- Title Screen
- Written by: Rabia Razzaq
- Directed by: Furqan Adam
- Starring: Hiba Bukhari Danish Taimoor
- Voices of: Papon Nandini Srikar
- Theme music composer: Composer Simaab Sen Lyrics Fatima Najib
- Opening theme: "Haara Dil"
- Country of origin: Pakistan
- Original language: Urdu
- No. of episodes: 26

Production
- Producers: Danish Taimoor Hassan Zia
- Production company: Mastermind Productions

Original release
- Network: A-Plus Entertainment
- Release: 12 April – 3 October 2018

= Haara Dil =

Pakistani television series

Haara Dil is a 2018 Pakistani television series directed by Furqan Adam and written by Rabia Razzaq. The show stars Hiba Bukhari and Danish Taimoor as leads. It premiered on 12 April 2018 on A-Plus TV and aired every Thursday. It tells the story of a middle-aged couple who gets pregnant, much to the disappointment of their adult daughter Momina, and the social pressure the family faces.

The drama shooting was completed in 2015 but it took 3 years to release. Despite the delay, it achieved 11.4 TRP ratings, next only to the then record breaker Khaani 11.9 TRP. To date, the drama holds the record for having highest ever TRP for A Plus Entertainment. It was a much needed Blockbuster for the channel. Danish Taimoor and Hiba Bukhari pair become extremely popular which was later repeated in all-time blockbusters like Deewangi and Jaan Nisar. The story of this drama inspired bollywood 2018's hit movie Badhaai Ho. On YouTube, the drama is uploaded with many alternative titles and has crossed over 875 million views with episode 1 of drama having massive 85 million views combined.

==Plot==
Momina lives with her parents, Abraar and Shagufta, and her younger sister Abeer. Momina is in a relationship with Arham, a wealthy young man who is the son of Abraar's best friend, Afaan. Arham's mother, Amtul, and sister, Areej, dislike Momina as she belongs to a middle-class family.
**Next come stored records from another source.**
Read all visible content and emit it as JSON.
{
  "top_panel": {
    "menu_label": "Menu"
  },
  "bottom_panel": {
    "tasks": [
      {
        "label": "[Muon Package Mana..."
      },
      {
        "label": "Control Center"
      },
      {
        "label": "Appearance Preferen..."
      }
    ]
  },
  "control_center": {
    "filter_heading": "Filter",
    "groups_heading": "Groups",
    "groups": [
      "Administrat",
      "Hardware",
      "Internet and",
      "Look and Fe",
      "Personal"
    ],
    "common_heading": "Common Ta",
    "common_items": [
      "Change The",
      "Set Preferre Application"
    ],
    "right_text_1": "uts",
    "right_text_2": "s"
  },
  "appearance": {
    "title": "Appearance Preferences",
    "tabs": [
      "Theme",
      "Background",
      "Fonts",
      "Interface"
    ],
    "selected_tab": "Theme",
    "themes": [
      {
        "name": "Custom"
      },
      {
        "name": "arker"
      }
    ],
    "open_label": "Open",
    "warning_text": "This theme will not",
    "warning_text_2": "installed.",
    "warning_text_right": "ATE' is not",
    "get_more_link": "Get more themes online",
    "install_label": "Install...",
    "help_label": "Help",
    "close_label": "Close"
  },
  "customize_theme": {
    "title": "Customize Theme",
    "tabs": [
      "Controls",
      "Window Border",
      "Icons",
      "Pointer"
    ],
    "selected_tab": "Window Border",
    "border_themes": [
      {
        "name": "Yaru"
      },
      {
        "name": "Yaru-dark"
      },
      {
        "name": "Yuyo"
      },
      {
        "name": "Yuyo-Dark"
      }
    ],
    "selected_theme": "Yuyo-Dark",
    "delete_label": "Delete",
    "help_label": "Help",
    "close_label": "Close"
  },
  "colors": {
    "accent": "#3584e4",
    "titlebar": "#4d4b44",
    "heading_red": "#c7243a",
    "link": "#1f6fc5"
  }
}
Momina and Abeer are shocked when their mother informs them about her pregnancy. Arham is also shocked by the news but chooses to support Momina. Abraar learns that Shagufta is expecting a baby boy and refuses to terminate Shagufta's pregnancy. Amtul humiliates Shagufta. Due to the stress she faces, Shagufta has a premature delivery and dies during childbirth. Momina and Abeer blame Arham and Amtul for Shagufta's death.

Momina starts avoiding Arham. She spends her day caring for her little brother, Sami. Meanwhile, Abraar marries Fehmi. Amtul decides to get Arham engaged with Fiza, Areej's sister-in-law. Momina and Arham's relationship faces many trials and tribulations but eventually emerges victorious.

== Cast ==
- Hiba Bukhari as Momina Abrar - Abrar & Shagufta's daughter; Abeer & Sami's sister; Arham's love interest.
- Danish Taimoor as Arham Afaan - Afaan & Amtul's son; Areej's brother; Momina's love interest.
- Rabya Kulsoom as Abeer Abrar - Abrar & Shagufta's daughter; Momina & Sami's sister.
- Yashma Gill as Fiza - Areej's sister in law; Arham's prospect bride.
- Mehmood Aslam as Abrar - Shagufta's husband turned widower; Momina, Abeer & Sami's father; Fehmi's husband.
- Shaheen Khan as Shagufta Abrar - Abrar's wife; Momina, Abeer & Sami's mother.
- Seemi Pasha as Amtul Afaan - Afaan's wife; Arham & Areej's mother.
- Farah Nadir as Zeba
- Shehryar Zaidi as Afaan - Amtul's husband; Arham & Areej's father.
- Javeria Abbasi as Fehmi Abrar - Abrar's second wife; Momina, Abeer & Sami's stepmother.
- Rameez Siddiqui as Faraz
- Birjees Farooqui as Faraz's mother
- Fahima Awan as Areej Abrar - Abrar & Amtul's daughter; Arham's sister.